Sangat nyaman. Seharusnya aku dan Mas Gilang yang menempati kamar ini, tetapi ibu mertuaku memaksa untuk menempati kamar utama ini, dan aku mengabulkannya dengan alasan untuk memuliakannya sebagai orang tua.
Setelah semua yang aku lakukan untuk keluarga suamiku, inikah balasan yang kudapat?
Sudah cukup semuanya. Sudah cukup. Aku masih bisa bersabar dengan uang belanja yang kurang, toh aku juga bekerja meskipun mas Gilang tidak tahu dengan pekerjaanku. Aku bisa menutupi kekurangan pengeluaran rumah tangga kami dengan uangku sendiri.
Bahkan sejak Keisha hadir, akulah yang membelikan semua keperluannya, bahkan Mas Gilang pun juga tidak tahu, lebih tepatnya tidak peduli dari mana uang untuk membelikan semua keperluan Keisha, sehingga Keisha minum susu dan memakai perlengkapan selayaknya bayi-bayi yang lain.
"Aku ingin membereskan barang-barang Mama, karena mulai hari ini akulah yang akan menempati kamar ini bersama Keisha," jawabku seraya membuka pintu lemari dan mengeluarkan barang-barang milik ibu mertuaku yang sekarang sudah menjadi mantan.
"Tidak boleh! Kamu punya hak apa untuk tinggak di rumah ini, hah?" Mas Gilang mendelik.
"Kamu itu sudah aku ceraikan. Kenapa malah mengeluarkan barang-barang punya Mama?" Mas Gilang merebut tumpukan baju-baju ibunya dari tanganku, lalu mengembalikannya lagi ke dalam lemari dan menutup pintunya dengan keras.
Pria itu lantas mendorongku hingga akhirnya tubuhku membentur dinding dekat tempat tidur.
"Segera kemasi barang-barangmu dan pergi dari rumah ini. Sekarang kamu sudah aku ceraikan. Kamu sudah nggak berhak lagi tinggal di sini. Ini rumahku!" bentaknya.

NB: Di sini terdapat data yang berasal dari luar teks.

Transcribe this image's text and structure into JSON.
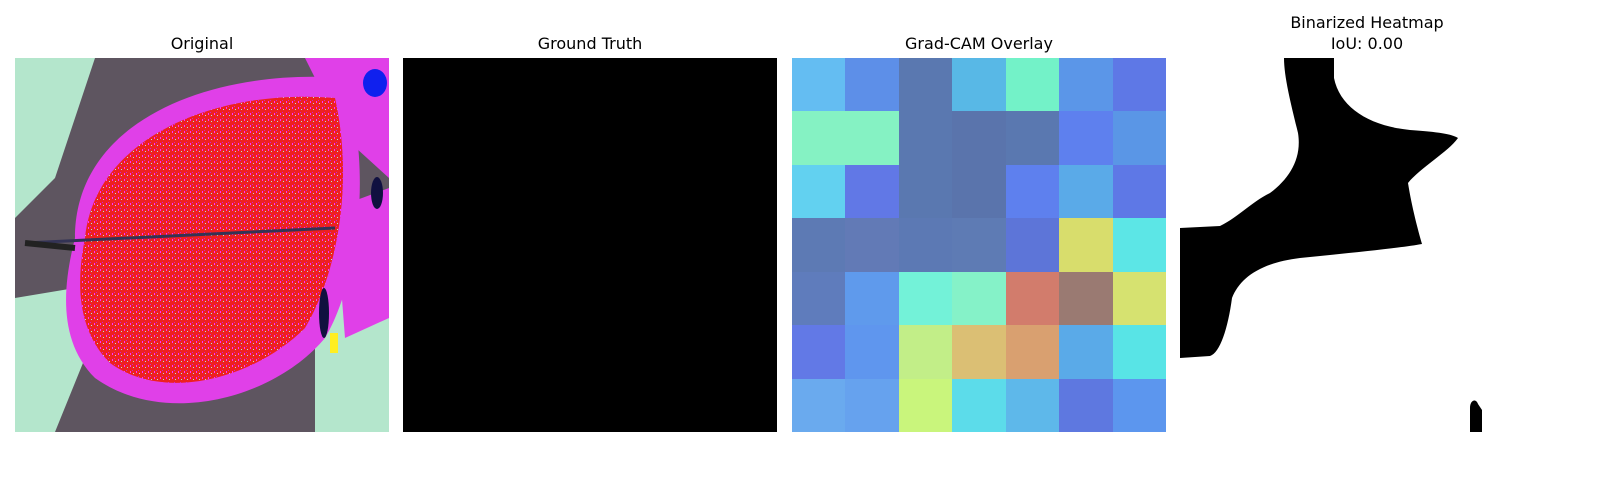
{
  "panels": {
    "original": {
      "title": "Original"
    },
    "ground_truth": {
      "title": "Ground Truth"
    },
    "gradcam": {
      "title": "Grad-CAM Overlay",
      "cells": [
        [
          "#64bdf2",
          "#5d8fe8",
          "#5a78b0",
          "#58b8e6",
          "#73f2c8",
          "#5b96e8",
          "#5e78e6"
        ],
        [
          "#85f2c3",
          "#85f2c3",
          "#5a78b0",
          "#5a74ac",
          "#5a78b0",
          "#5e80ee",
          "#5a96e6"
        ],
        [
          "#62d1f0",
          "#6178e6",
          "#5a78b0",
          "#5a74ac",
          "#5e80ee",
          "#5aaae8",
          "#5e78e6"
        ],
        [
          "#5d7ab4",
          "#627ab6",
          "#5c79b4",
          "#5e7bb4",
          "#5d75d8",
          "#d8dd6c",
          "#5ce6e6"
        ],
        [
          "#5f7cbc",
          "#5f9aec",
          "#73f2d8",
          "#85f2c8",
          "#d27c6c",
          "#9a7a72",
          "#d6e270"
        ],
        [
          "#6279e6",
          "#5f96ee",
          "#c2ee88",
          "#dbbf74",
          "#d9a070",
          "#5aaae8",
          "#58e4e6"
        ],
        [
          "#6aaaee",
          "#66a2ee",
          "#c9f57c",
          "#5cdcea",
          "#5eb8ea",
          "#5e78e0",
          "#5c96ee"
        ]
      ]
    },
    "binarized": {
      "title_line1": "Binarized Heatmap",
      "title_line2": "IoU: 0.00"
    }
  }
}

"Rumahmu? Apa aku salah dengar?" Klaim macam apa ini? Aku mengerutkan kening, penuh keheranan.
"Bukannya uang yang kita gunakan untuk membangun rumah ini adalah uang dari hasil penjualan rumah warisan kedua orang tuaku?!" protesku mengingatkan Mas Gilang.
Namun, sebuah seringai terbit dari bibirnya.

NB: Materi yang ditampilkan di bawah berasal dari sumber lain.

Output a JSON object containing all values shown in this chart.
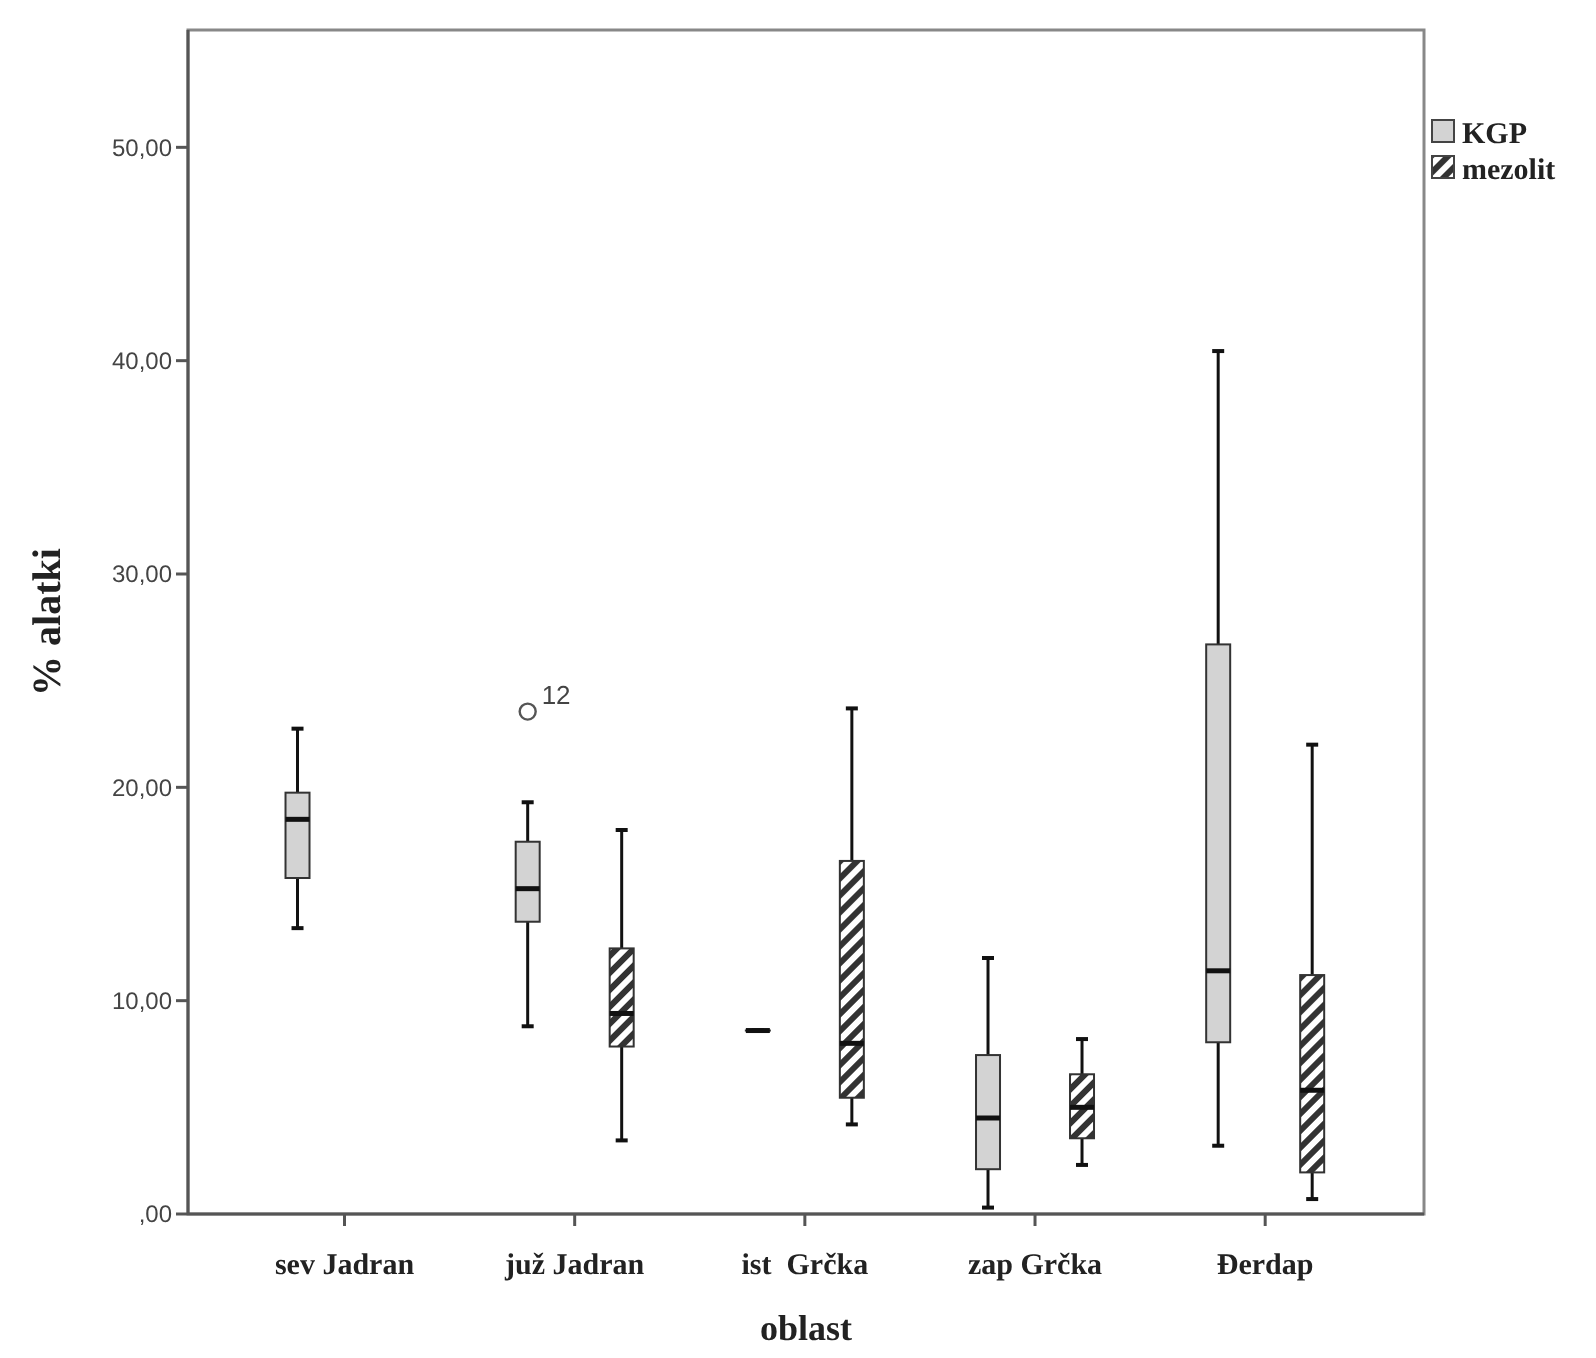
{
  "chart_data": {
    "type": "box",
    "xlabel": "oblast",
    "ylabel": "% alatki",
    "categories": [
      "sev Jadran",
      "juž Jadran",
      "ist  Grčka",
      "zap Grčka",
      "Đerdap"
    ],
    "ylim": [
      0,
      55.5
    ],
    "yticks": [
      {
        "value": 0,
        "label": ",00"
      },
      {
        "value": 10,
        "label": "10,00"
      },
      {
        "value": 20,
        "label": "20,00"
      },
      {
        "value": 30,
        "label": "30,00"
      },
      {
        "value": 40,
        "label": "40,00"
      },
      {
        "value": 50,
        "label": "50,00"
      }
    ],
    "legend": "top right",
    "series": [
      {
        "name": "KGP",
        "color": "#d3d3d3",
        "boxes": [
          {
            "low": 13.4,
            "q1": 15.75,
            "median": 18.5,
            "q3": 19.75,
            "high": 22.75
          },
          {
            "low": 8.8,
            "q1": 13.7,
            "median": 15.25,
            "q3": 17.45,
            "high": 19.3,
            "outliers": [
              23.55
            ]
          },
          {
            "low": 8.6,
            "q1": 8.6,
            "median": 8.6,
            "q3": 8.6,
            "high": 8.6
          },
          {
            "low": 0.3,
            "q1": 2.1,
            "median": 4.5,
            "q3": 7.45,
            "high": 12.0
          },
          {
            "low": 3.2,
            "q1": 8.05,
            "median": 11.4,
            "q3": 26.7,
            "high": 40.45
          }
        ]
      },
      {
        "name": "mezolit",
        "color": "#333333",
        "boxes": [
          null,
          {
            "low": 3.45,
            "q1": 7.85,
            "median": 9.4,
            "q3": 12.45,
            "high": 18.0
          },
          {
            "low": 4.2,
            "q1": 5.45,
            "median": 8.0,
            "q3": 16.55,
            "high": 23.7
          },
          {
            "low": 2.3,
            "q1": 3.55,
            "median": 5.0,
            "q3": 6.55,
            "high": 8.2
          },
          {
            "low": 0.7,
            "q1": 1.95,
            "median": 5.8,
            "q3": 11.2,
            "high": 22.0
          }
        ]
      }
    ],
    "annotations": [
      "12"
    ]
  }
}
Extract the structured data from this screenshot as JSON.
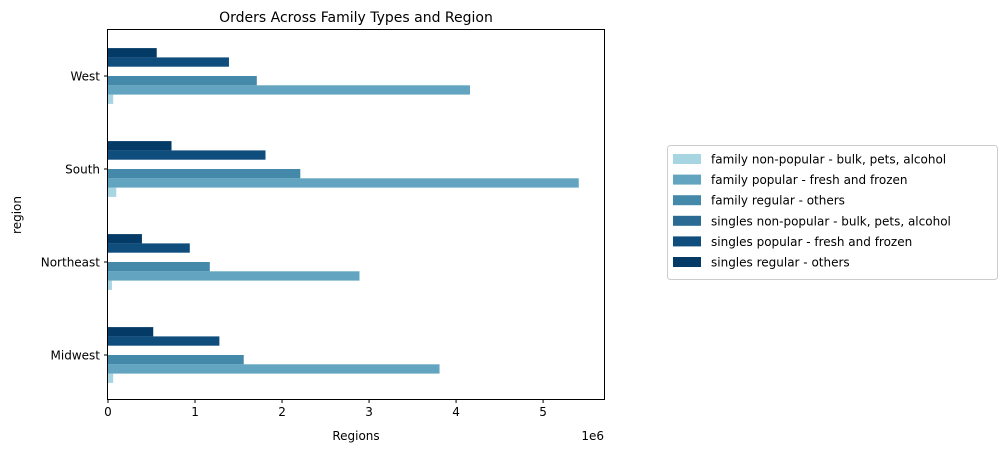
{
  "chart_data": {
    "type": "bar",
    "orientation": "horizontal",
    "title": "Orders Across Family Types and Region",
    "xlabel": "Regions",
    "ylabel": "region",
    "x_offset_text": "1e6",
    "x_scale_factor": 1000000,
    "xlim": [
      0,
      5700000
    ],
    "x_ticks": [
      0,
      1000000,
      2000000,
      3000000,
      4000000,
      5000000
    ],
    "x_tick_labels": [
      "0",
      "1",
      "2",
      "3",
      "4",
      "5"
    ],
    "categories": [
      "Midwest",
      "Northeast",
      "South",
      "West"
    ],
    "grid": false,
    "legend_position": "right, outside plot",
    "series": [
      {
        "name": "family non-popular - bulk, pets, alcohol",
        "color": "#a8d5e2",
        "values": [
          60000,
          45000,
          95000,
          60000
        ]
      },
      {
        "name": "family popular - fresh and frozen",
        "color": "#63a5c0",
        "values": [
          3810000,
          2890000,
          5410000,
          4160000
        ]
      },
      {
        "name": "family regular - others",
        "color": "#4589aa",
        "values": [
          1560000,
          1170000,
          2210000,
          1710000
        ]
      },
      {
        "name": "singles non-popular - bulk, pets, alcohol",
        "color": "#2b6b93",
        "values": [
          0,
          0,
          0,
          0
        ]
      },
      {
        "name": "singles popular - fresh and frozen",
        "color": "#0f4d7c",
        "values": [
          1280000,
          940000,
          1810000,
          1390000
        ]
      },
      {
        "name": "singles regular - others",
        "color": "#033a66",
        "values": [
          520000,
          390000,
          730000,
          560000
        ]
      }
    ]
  }
}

"Oh, ya? Memangnya kamu punya bukti jika rumah ini adalah milikmu?" Tiba-tiba suara wanita itu terdengar dan aku menoleh.
Mataku terbelalak. Aku tidak menyangka jika Anggita masuk ke dalam kamar ini pula. Wanita itu memegang sebuah map dan melemparkannya kepadaku.
"Ini sertifikat rumah ini dan itu atas nama Mas Gilang. Silahkan baca sendiri," ujar Anggita di barengi dengan senyumnya yang sinis, karena mungkin dia membayangkan akan menjadi nyonya di rumah ini menggantikanku.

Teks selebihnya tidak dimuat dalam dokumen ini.